Every cloud has a silver lining, and for Tim's mother Jane, the heartache of seeing her son's championship hopes fade this year must have been tempered at least a little by the thought that the day was at last approaching when she would no longer have to sweat it out in the public gaze as her son slugged it out on court.
Watching the agonies undergone by players' families on these occasions has always reminded me somehow of the kind of feeling you get when riding pillion on a motorbike.
No matter how safe the rider, you still have no control over how close the Tarmac comes up to you each time you lean into a bend.
It would have taken the moral fibre of a saint for Jane not to have felt a certain pleasure at handing her seat on this particular rollercoaster to Andy Murray's mum, Judy.
Mind you, neither Jane nor Judy look like the sort of woman to lack moral fibre.
On the face of it I'd say both have plenty of what they used to call 'backbone'.
I'm sure the pair are perfectly lovely women, so it's hugely unfair of me to say this, but I'm afraid they both remind me of the sort of girl who used to scare me witless at school. Taller, more athletic girls.
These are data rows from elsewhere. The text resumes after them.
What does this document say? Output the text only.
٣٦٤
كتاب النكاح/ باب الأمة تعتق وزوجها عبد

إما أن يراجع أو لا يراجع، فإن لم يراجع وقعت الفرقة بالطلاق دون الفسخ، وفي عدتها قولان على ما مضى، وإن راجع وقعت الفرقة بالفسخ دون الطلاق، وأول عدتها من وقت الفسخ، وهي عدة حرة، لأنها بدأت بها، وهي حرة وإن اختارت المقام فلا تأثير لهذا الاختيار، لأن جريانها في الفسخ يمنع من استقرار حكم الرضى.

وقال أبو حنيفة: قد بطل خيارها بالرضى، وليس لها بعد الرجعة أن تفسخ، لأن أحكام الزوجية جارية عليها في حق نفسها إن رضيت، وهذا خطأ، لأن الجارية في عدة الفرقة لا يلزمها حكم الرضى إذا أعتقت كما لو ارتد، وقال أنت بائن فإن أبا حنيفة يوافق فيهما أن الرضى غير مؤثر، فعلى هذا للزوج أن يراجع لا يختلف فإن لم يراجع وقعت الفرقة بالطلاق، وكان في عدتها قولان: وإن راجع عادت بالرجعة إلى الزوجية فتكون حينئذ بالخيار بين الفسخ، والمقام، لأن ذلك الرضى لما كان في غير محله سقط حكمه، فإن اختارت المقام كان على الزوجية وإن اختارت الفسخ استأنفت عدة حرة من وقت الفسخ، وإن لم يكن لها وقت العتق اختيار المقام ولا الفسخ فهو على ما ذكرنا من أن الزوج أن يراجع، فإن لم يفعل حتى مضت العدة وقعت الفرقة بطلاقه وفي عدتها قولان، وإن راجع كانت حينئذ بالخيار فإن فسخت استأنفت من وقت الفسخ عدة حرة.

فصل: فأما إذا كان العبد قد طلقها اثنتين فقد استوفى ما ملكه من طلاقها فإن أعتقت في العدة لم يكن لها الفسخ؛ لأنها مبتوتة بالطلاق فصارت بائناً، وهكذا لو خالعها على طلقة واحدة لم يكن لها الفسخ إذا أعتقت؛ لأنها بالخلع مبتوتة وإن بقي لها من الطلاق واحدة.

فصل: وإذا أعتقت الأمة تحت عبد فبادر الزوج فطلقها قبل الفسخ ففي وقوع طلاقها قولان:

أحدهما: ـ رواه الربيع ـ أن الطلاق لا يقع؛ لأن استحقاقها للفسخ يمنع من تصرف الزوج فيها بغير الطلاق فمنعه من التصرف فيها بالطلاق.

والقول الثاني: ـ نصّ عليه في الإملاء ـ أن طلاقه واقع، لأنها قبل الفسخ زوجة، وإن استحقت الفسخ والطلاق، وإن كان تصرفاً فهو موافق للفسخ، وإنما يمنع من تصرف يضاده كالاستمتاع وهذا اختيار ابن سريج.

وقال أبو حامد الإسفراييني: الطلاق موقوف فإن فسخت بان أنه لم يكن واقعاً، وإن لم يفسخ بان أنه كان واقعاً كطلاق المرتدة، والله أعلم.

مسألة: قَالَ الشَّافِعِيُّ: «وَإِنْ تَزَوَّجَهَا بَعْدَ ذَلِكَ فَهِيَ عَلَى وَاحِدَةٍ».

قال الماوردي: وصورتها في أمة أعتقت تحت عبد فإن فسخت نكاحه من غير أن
Demons on the hockey field, whose somewhat literal approach to the bully-off could condemn lesser mortals to a lifetime of shin scars.
Enthusiastic debaters whose way with the last word could make an adversary feel even more dwarf-like than when they rashly took on the challenge of an argument.
Popular and attractive girls who had to fend off the lads and the form captain's badges because they were too busy planning the orienteering that would complete the work for their Duke of Edinburgh Award.
In short, the sort of girls that made you want to drop your work on the Girl Guide seamstress badge, and go and snog an unsuitable boy on the back seat of the school bus.
I'm sure neither Jane nor Judy would have any truck with their sons lying about in bed of a morning, and missing the best part of the day.
And I bet there was no slacking at their house when it came to homework, piano practice, or, indeed, tennis lessons.
In Judy's case, I imagine she was, on balance, more pleased than thwarted when her son first beat her at tennis at the age of ten.
And I bet he had to win the match fair and square.
Upbringings such as that produce real competitors such as Murray and Henman, who, in spite of all the sniping, is one of the finest British sportsmen of recent times.
And that's why, these days, I thank God for the Janes and Judys of this world.
They may have frightened the living daylights out of me when I was at school, but they've given me something to cheer about when Wimbledon comes around.